Parrilla: I’m a goalkeeper. As a goalkeeper you’re only as good as your last crisis. Wall Street tends to be short-term. It thinks you’re only as good as your last trade. I don’t agree with that. As a goalkeeper you have to be ready like a fireman. Being a contrarian is pretty core. You deal with dynamics that are often against you. You deal with artificial markets.
This is the framework of where antibubbles comes in. It’s quite powerful I think. Here the idea is let’s think about what a bubble is. I borrow George Soros’ definition. He defines it as assets that are artificially expensive based on a belief that happens to be false. Basically the emperor has no clothes.
What I did in my second book is generalize the framework and say, ‘Fair enough. Misconceptions can distort reality but not only through artificially high valuations. You can also have things that are artificially cheap.’ I call those antibubbles.
This is powerful because it acknowledges that bubbles and anti-bubbles come from beliefs. You’re looking at assets that are grossly artificially cheap and it’s a matter of when they revalue, not if. The second dynamic is that by identifying those misconceptions you have assets that will implode and reflate at exactly the same time and catalyst by design because they’re mirror images of the same misconception.
And going back to another point about being a contrarian. There’s an element of risk premia in ideally you’re getting paid to take the other side of the market. The last two big market moves of 2018 and 2020 came from the VIX around Tech. Volatility was artificially low based on qualitative and quantitative drivers.

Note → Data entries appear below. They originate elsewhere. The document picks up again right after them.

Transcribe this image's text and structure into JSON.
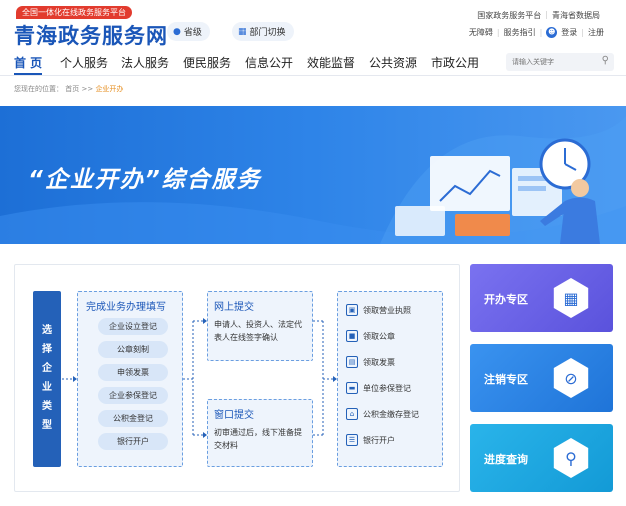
{
  "header": {
    "tagline": "全国一体化在线政务服务平台",
    "site_title": "青海政务服务网",
    "region_pill": "省级",
    "dept_pill": "部门切换",
    "top_links": [
      "国家政务服务平台",
      "青海省数据局"
    ],
    "access_links": [
      "无障碍",
      "服务指引"
    ],
    "login": "登录",
    "register": "注册"
  },
  "nav": {
    "items": [
      "首 页",
      "个人服务",
      "法人服务",
      "便民服务",
      "信息公开",
      "效能监督",
      "公共资源",
      "市政公用"
    ],
    "active_index": 0
  },
  "search": {
    "placeholder": "请输入关键字"
  },
  "breadcrumb": {
    "prefix": "您现在的位置：",
    "home": "首页",
    "sep": ">>",
    "current": "企业开办"
  },
  "banner": {
    "title": "“企业开办”综合服务"
  },
  "flow": {
    "select_label": "选择企业类型",
    "fill": {
      "title": "完成业务办理填写",
      "items": [
        "企业设立登记",
        "公章刻制",
        "申领发票",
        "企业参保登记",
        "公积金登记",
        "银行开户"
      ]
    },
    "online": {
      "title": "网上提交",
      "desc": "申请人、投资人、法定代表人在线签字确认"
    },
    "window": {
      "title": "窗口提交",
      "desc": "初审通过后，线下准备提交材料"
    },
    "results": [
      "领取营业执照",
      "领取公章",
      "领取发票",
      "单位参保登记",
      "公积金缴存登记",
      "银行开户"
    ]
  },
  "zones": [
    {
      "label": "开办专区",
      "color": "#6b64e8",
      "icon": "building-icon"
    },
    {
      "label": "注销专区",
      "color": "#2b86e8",
      "icon": "cancel-building-icon"
    },
    {
      "label": "进度查询",
      "color": "#1ea6e0",
      "icon": "search-doc-icon"
    }
  ],
  "colors": {
    "brand": "#1a56b8",
    "accent_red": "#e23b2e",
    "crumb_current": "#e58b1a"
  }
}
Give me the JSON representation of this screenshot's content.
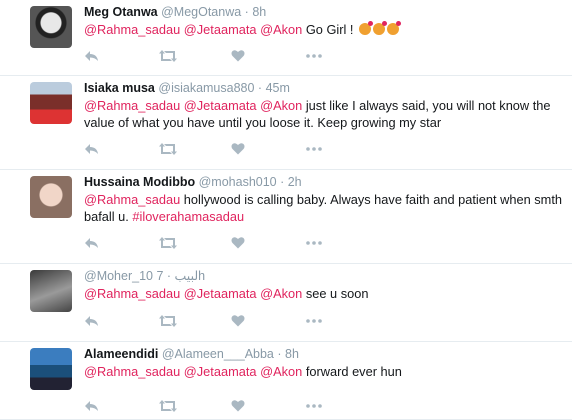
{
  "colors": {
    "mention": "#e0245e",
    "meta": "#8899a6",
    "icon": "#aab8c2"
  },
  "tweets": [
    {
      "fullname": "Meg Otanwa",
      "username": "@MegOtanwa",
      "time": "8h",
      "segments": [
        {
          "type": "mention",
          "text": "@Rahma_sadau"
        },
        {
          "type": "text",
          "text": " "
        },
        {
          "type": "mention",
          "text": "@Jetaamata"
        },
        {
          "type": "text",
          "text": " "
        },
        {
          "type": "mention",
          "text": "@Akon"
        },
        {
          "type": "text",
          "text": " Go Girl ! "
        }
      ],
      "emojis": [
        "kissing-face-emoji",
        "kissing-face-emoji",
        "kissing-face-emoji"
      ]
    },
    {
      "fullname": "Isiaka musa",
      "username": "@isiakamusa880",
      "time": "45m",
      "segments": [
        {
          "type": "mention",
          "text": "@Rahma_sadau"
        },
        {
          "type": "text",
          "text": " "
        },
        {
          "type": "mention",
          "text": "@Jetaamata"
        },
        {
          "type": "text",
          "text": " "
        },
        {
          "type": "mention",
          "text": "@Akon"
        },
        {
          "type": "text",
          "text": " just like I always said, you will not know the value of what you have until you loose it. Keep growing my star"
        }
      ],
      "emojis": []
    },
    {
      "fullname": "Hussaina Modibbo",
      "username": "@mohash010",
      "time": "2h",
      "segments": [
        {
          "type": "mention",
          "text": "@Rahma_sadau"
        },
        {
          "type": "text",
          "text": " hollywood is calling baby. Always have faith and patient when smth bafall u. "
        },
        {
          "type": "hashtag",
          "text": "#iloverahamasadau"
        }
      ],
      "emojis": []
    },
    {
      "fullname": "",
      "username": "@Moher_10",
      "username_suffix": " لبيب",
      "time": "7h",
      "segments": [
        {
          "type": "mention",
          "text": "@Rahma_sadau"
        },
        {
          "type": "text",
          "text": " "
        },
        {
          "type": "mention",
          "text": "@Jetaamata"
        },
        {
          "type": "text",
          "text": " "
        },
        {
          "type": "mention",
          "text": "@Akon"
        },
        {
          "type": "text",
          "text": " see u soon"
        }
      ],
      "emojis": []
    },
    {
      "fullname": "Alameendidi",
      "username": "@Alameen___Abba",
      "time": "8h",
      "segments": [
        {
          "type": "mention",
          "text": "@Rahma_sadau"
        },
        {
          "type": "text",
          "text": " "
        },
        {
          "type": "mention",
          "text": "@Jetaamata"
        },
        {
          "type": "text",
          "text": " "
        },
        {
          "type": "mention",
          "text": "@Akon"
        },
        {
          "type": "text",
          "text": " forward ever hun"
        }
      ],
      "emojis": []
    }
  ]
}
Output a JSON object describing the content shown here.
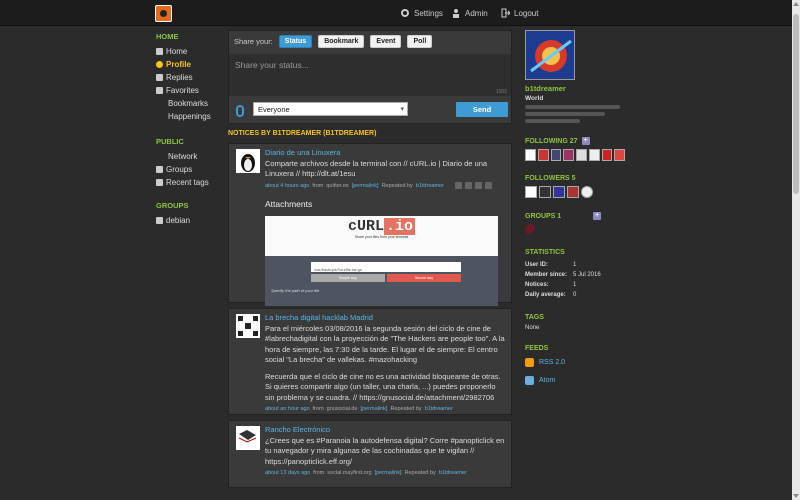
{
  "nav": {
    "settings": "Settings",
    "admin": "Admin",
    "logout": "Logout"
  },
  "left": {
    "home_heading": "HOME",
    "home_items": [
      "Home",
      "Profile",
      "Replies",
      "Favorites"
    ],
    "favorites_sub": [
      "Bookmarks",
      "Happenings"
    ],
    "public_heading": "PUBLIC",
    "public_items": [
      "Network",
      "Groups",
      "Recent tags"
    ],
    "groups_heading": "GROUPS",
    "groups_items": [
      "debian"
    ]
  },
  "share": {
    "label": "Share your:",
    "tabs": [
      "Status",
      "Bookmark",
      "Event",
      "Poll"
    ],
    "placeholder": "Share your status...",
    "counter": "1000",
    "scope": "Everyone",
    "send": "Send"
  },
  "notices_heading": "NOTICES BY B1TDREAMER (B1TDREAMER)",
  "notices": [
    {
      "title": "Diario de una Linuxera",
      "text": "Comparte archivos desde la terminal con // cURL.io | Diario de una Linuxera // http://dlt.at/1esu",
      "time": "about 4 hours ago",
      "from": "from",
      "source": "quitter.es",
      "permalink": "[permalink]",
      "repeated": "Repeated by",
      "repeater": "b1tdreamer",
      "attachments_label": "Attachments"
    },
    {
      "title": "La brecha digital hacklab Madrid",
      "text": "Para el miércoles 03/08/2016 la segunda sesión del ciclo de cine de #labrechadigital con la proyección de \"The Hackers are people too\". A la hora de siempre, las 7:30 de la tarde. El lugar el de siempre: El centro social \"La brecha\" de vallekas. #mazohacking",
      "text2": "Recuerda que el ciclo de cine no es una actividad bloqueante de otras. Si quieres compartir algo (un taller, una charla, ...) puedes proponerlo sin problema y se cuadra. // https://gnusocial.de/attachment/2982706",
      "time": "about an hour ago",
      "from": "from",
      "source": "gnusocial.de",
      "permalink": "[permalink]",
      "repeated": "Repeated by",
      "repeater": "b1tdreamer"
    },
    {
      "title": "Rancho Electrónico",
      "text": "¿Crees que es #Paranoia la autodefensa digital? Corre #panopticlick en tu navegador y mira algunas de las cochinadas que te vigilan // https://panopticlick.eff.org/",
      "time": "about 13 days ago",
      "from": "from",
      "source": "social.mayfirst.org",
      "permalink": "[permalink]",
      "repeated": "Repeated by",
      "repeater": "b1tdreamer"
    }
  ],
  "attachment_preview": {
    "brand_a": "cURL",
    "brand_b": ".io",
    "tagline": "Share your files from your terminal",
    "path": "/var/backups/Yourfile.tar.gz",
    "simple": "Simple way",
    "secure": "Secure way",
    "hint": "Specify the path of your file"
  },
  "profile": {
    "nickname": "b1tdreamer",
    "location": "World",
    "following_heading": "FOLLOWING 27",
    "followers_heading": "FOLLOWERS 5",
    "groups_heading": "GROUPS 1",
    "statistics_heading": "STATISTICS",
    "stats": [
      {
        "k": "User ID:",
        "v": "1"
      },
      {
        "k": "Member since:",
        "v": "5 Jul 2016"
      },
      {
        "k": "Notices:",
        "v": "1"
      },
      {
        "k": "Daily average:",
        "v": "0"
      }
    ],
    "tags_heading": "TAGS",
    "tags_value": "None",
    "feeds_heading": "FEEDS",
    "feeds": [
      "RSS 2.0",
      "Atom"
    ]
  },
  "colors": {
    "accent": "#3e9bd4",
    "green": "#8ec63f",
    "yellow": "#f5c518"
  }
}
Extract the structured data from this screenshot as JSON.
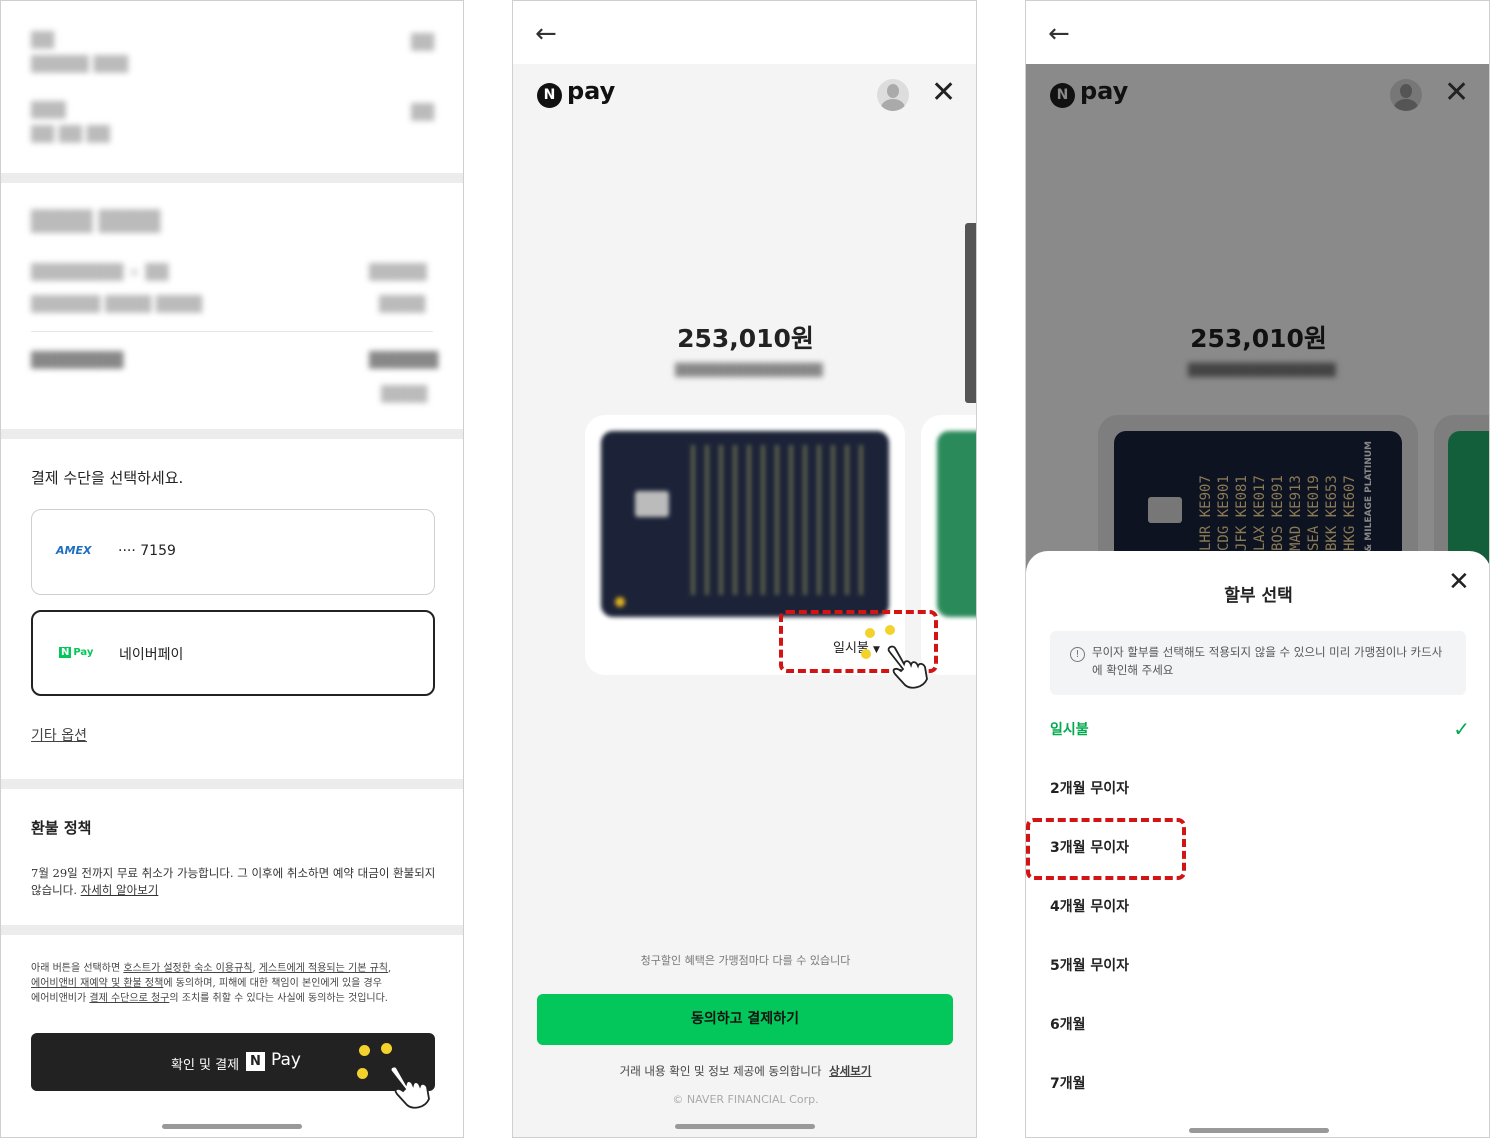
{
  "panel1": {
    "payment_section_title": "결제 수단을 선택하세요.",
    "amex_brand": "AMEX",
    "amex_masked": "···· 7159",
    "npay_badge": "N Pay",
    "npay_label": "네이버페이",
    "other_options": "기타 옵션",
    "refund_title": "환불 정책",
    "refund_text_1": "7월 29일 전까지 무료 취소가 가능합니다. 그 이후에 취소하면 예약 대금이 환불되지",
    "refund_text_2": "않습니다.",
    "refund_link": "자세히 알아보기",
    "terms_1a": "아래 버튼을 선택하면 ",
    "terms_1b": "호스트가 설정한 숙소 이용규칙",
    "terms_1c": ", ",
    "terms_1d": "게스트에게 적용되는 기본 규칙",
    "terms_1e": ",",
    "terms_2a": "에어비앤비 재예약 및 환불 정책",
    "terms_2b": "에 동의하며, 피해에 대한 책임이 본인에게 있을 경우",
    "terms_3a": "에어비앤비가 ",
    "terms_3b": "결제 수단으로 청구",
    "terms_3c": "의 조치를 취할 수 있다는 사실에 동의하는 것입니다.",
    "confirm_button": "확인 및 결제",
    "confirm_pay": "Pay",
    "confirm_n": "N"
  },
  "panel2": {
    "logo_n": "N",
    "logo_text": "pay",
    "amount": "253,010원",
    "installment_label": "일시불",
    "discount_note": "청구할인 혜택은 가맹점마다 다를 수 있습니다",
    "agree_button": "동의하고 결제하기",
    "consent_text": "거래 내용 확인 및 정보 제공에 동의합니다",
    "consent_link": "상세보기",
    "copyright": "© NAVER FINANCIAL Corp."
  },
  "panel3": {
    "logo_n": "N",
    "logo_text": "pay",
    "amount": "253,010원",
    "sheet_title": "할부 선택",
    "notice": "무이자 할부를 선택해도 적용되지 않을 수 있으니 미리 가맹점이나 카드사에 확인해 주세요",
    "options": [
      "일시불",
      "2개월 무이자",
      "3개월 무이자",
      "4개월 무이자",
      "5개월 무이자",
      "6개월",
      "7개월"
    ],
    "selected_index": 0,
    "highlighted_index": 2,
    "card_codes": [
      "LHR KE907",
      "CDG KE901",
      "JFK KE081",
      "LAX KE017",
      "BOS KE091",
      "MAD KE913",
      "SEA KE019",
      "BKK KE653",
      "HKG KE607"
    ],
    "card_tier": "& MILEAGE PLATINUM"
  },
  "colors": {
    "naver_green": "#03c75a",
    "highlight_red": "#d21414",
    "dark": "#222222",
    "tap_yellow": "#f3d22b"
  }
}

Qualitatively, there was extreme complacency. Mommy and daddy – the central banks – were going to come and rescue us. Quantitatively, trend followers who are max long at the top on artificially low vol.
What this creates is a lot of hidden leverage. Value at risk is artificially low. It’s like if you’re doing 200 mph on the highway and the speedometer reads 80 mph. If you crash, what do you feel? You feel the impact at 200 mph or whatever risk you are running regardless of what the speedometer says.
You need to understand these processes and try to build your portfolio of assets that are artificially cheap so you can perform that asymmetric role in performance when you need it most. And that’s when the bubble collapses.
As a goalkeeper that’s what we humbly try to do in these violent markets.